Findings from the study commissioned by Trade Mark East Africa, which were released last week, indicate that “many NGOs harbour fraudsters and embezzlers within themselves” because they do not have manuals to guide their fundraising, procurement, human resource management, risk assessment, anti-fraud, anti-corruption and internal accounting systems.

The report, which does not name specific donors pulling out of NGOs affected, comes against the backdrop of a move by donors to cut aid to government and re-channel it to civil society organisations following unearthing of corruption scandals in government and the passing of the controversial anti-homosexuality law.

The move had elicited debate with skeptics questioning if NGOs, which are not publically accountable were a better option.

Only last week, Mr Arthur Larok, the country director, Action Aid International Uganda, a key founder of the anti-corruption drive, Black Monday Movement was thrust in the limelight over a suspicious Shs600m land transaction in Seguku, Entebbe with a whistleblower allegedly being fired from the organisation.
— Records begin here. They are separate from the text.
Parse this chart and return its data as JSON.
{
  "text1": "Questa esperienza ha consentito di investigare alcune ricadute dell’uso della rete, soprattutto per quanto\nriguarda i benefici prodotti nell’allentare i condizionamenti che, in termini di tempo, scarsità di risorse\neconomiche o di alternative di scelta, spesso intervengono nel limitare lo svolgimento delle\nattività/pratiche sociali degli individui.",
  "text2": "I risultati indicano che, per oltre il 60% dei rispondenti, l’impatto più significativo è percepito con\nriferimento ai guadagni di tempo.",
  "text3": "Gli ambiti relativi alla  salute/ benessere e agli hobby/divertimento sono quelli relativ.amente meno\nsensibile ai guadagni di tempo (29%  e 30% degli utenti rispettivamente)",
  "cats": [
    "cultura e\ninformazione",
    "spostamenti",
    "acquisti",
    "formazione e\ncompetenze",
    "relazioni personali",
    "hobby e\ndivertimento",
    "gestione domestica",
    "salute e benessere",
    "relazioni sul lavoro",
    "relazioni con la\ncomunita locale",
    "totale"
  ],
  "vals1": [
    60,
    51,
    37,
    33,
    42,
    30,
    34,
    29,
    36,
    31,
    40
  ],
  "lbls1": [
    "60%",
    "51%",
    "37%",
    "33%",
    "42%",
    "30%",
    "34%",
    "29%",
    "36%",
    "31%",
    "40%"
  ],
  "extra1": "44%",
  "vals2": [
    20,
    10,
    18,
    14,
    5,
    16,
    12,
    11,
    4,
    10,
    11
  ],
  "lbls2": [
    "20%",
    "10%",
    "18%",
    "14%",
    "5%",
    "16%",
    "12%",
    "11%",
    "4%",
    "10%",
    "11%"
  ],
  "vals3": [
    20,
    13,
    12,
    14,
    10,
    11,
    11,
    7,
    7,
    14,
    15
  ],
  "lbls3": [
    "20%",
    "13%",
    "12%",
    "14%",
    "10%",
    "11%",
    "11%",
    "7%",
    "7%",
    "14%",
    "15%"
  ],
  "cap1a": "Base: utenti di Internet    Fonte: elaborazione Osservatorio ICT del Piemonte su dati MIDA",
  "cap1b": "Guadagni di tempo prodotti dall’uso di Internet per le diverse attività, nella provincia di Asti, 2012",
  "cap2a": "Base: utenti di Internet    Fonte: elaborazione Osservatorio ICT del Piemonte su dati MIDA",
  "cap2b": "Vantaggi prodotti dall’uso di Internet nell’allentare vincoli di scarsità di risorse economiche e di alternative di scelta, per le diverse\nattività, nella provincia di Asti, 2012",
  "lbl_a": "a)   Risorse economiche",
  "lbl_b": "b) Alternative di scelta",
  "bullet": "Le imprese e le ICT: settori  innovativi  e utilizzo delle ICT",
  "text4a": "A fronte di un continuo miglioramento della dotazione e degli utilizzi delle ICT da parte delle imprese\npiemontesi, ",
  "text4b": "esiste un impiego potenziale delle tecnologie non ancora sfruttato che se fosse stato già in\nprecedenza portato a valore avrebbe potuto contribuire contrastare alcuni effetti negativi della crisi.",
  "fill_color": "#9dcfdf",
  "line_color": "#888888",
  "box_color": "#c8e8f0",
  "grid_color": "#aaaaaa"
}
He denied any wrongdoing.

According to Mr George Egaddu, the lead consultant on the report, most of the NGOs and private sector organisations which were studied were found with weak financial systems to protect donor funds and resources under their care.

“PSI Consult was hired by Trade Mark East Africa to carry out consultancy to strengthen internal systems in accounting, procurement, fundraising, risk management, anti-fraud, whistle blowing and anti-corruption,” he said, adding that most of the organisations they studied lacked capacity to handle donor funds.

Mr Leonard Chitongo, one of the consultants, said most NGOs were found to be carrying out activities which are unrelated to the objectives for which they were formed. They also found out that many NGOs do not have mechanisms to monitor and evaluate their activities and as a result, they have deviated from their project objectives.

After assuming office, the Internal Affairs minister, Gen Aronda Nyakairima was quoted in the media warning NGOs against going contrary to what they are registered to do.

Government and civil society are currently locking horns over the NGO Act (amendment bill) seen as imposing a tighter grip on the organisations amidst a reducing civil society space.

“Some of them are too lean in structure that they cannot report to their donors and boards and with the donor fatigue, no donor would like to entrust their money to organisations which lack credibility,” he said. He added that most NGOs cannot meet their costs like rent, staff salaries, electricity and water bills which donors often do not fund and they end up encroaching on project funds.

Mr Job Kijja, the coordinator, citizen mobilisation at the Uganda National NGO Forum declined to comment on the findings, saying the organisation needed to first read the report.

He said: “The capacity of NGOs has been growing over the years when we used to have brief case NGOs and we should appreciate that.”

He said since NGOs are not publically accountable, the Quality Assurance Certification Mechanism (Quam) was devised as a tool to strengthen accountability in the sector.

Mr Simon Osborn, the country director, National Democratic Institute for International Affairs (NDI), which funds some NGOs, said: “...some NGOs and companies will make mistakes; question is how do we improve that? I think QUAM is a great initiative”.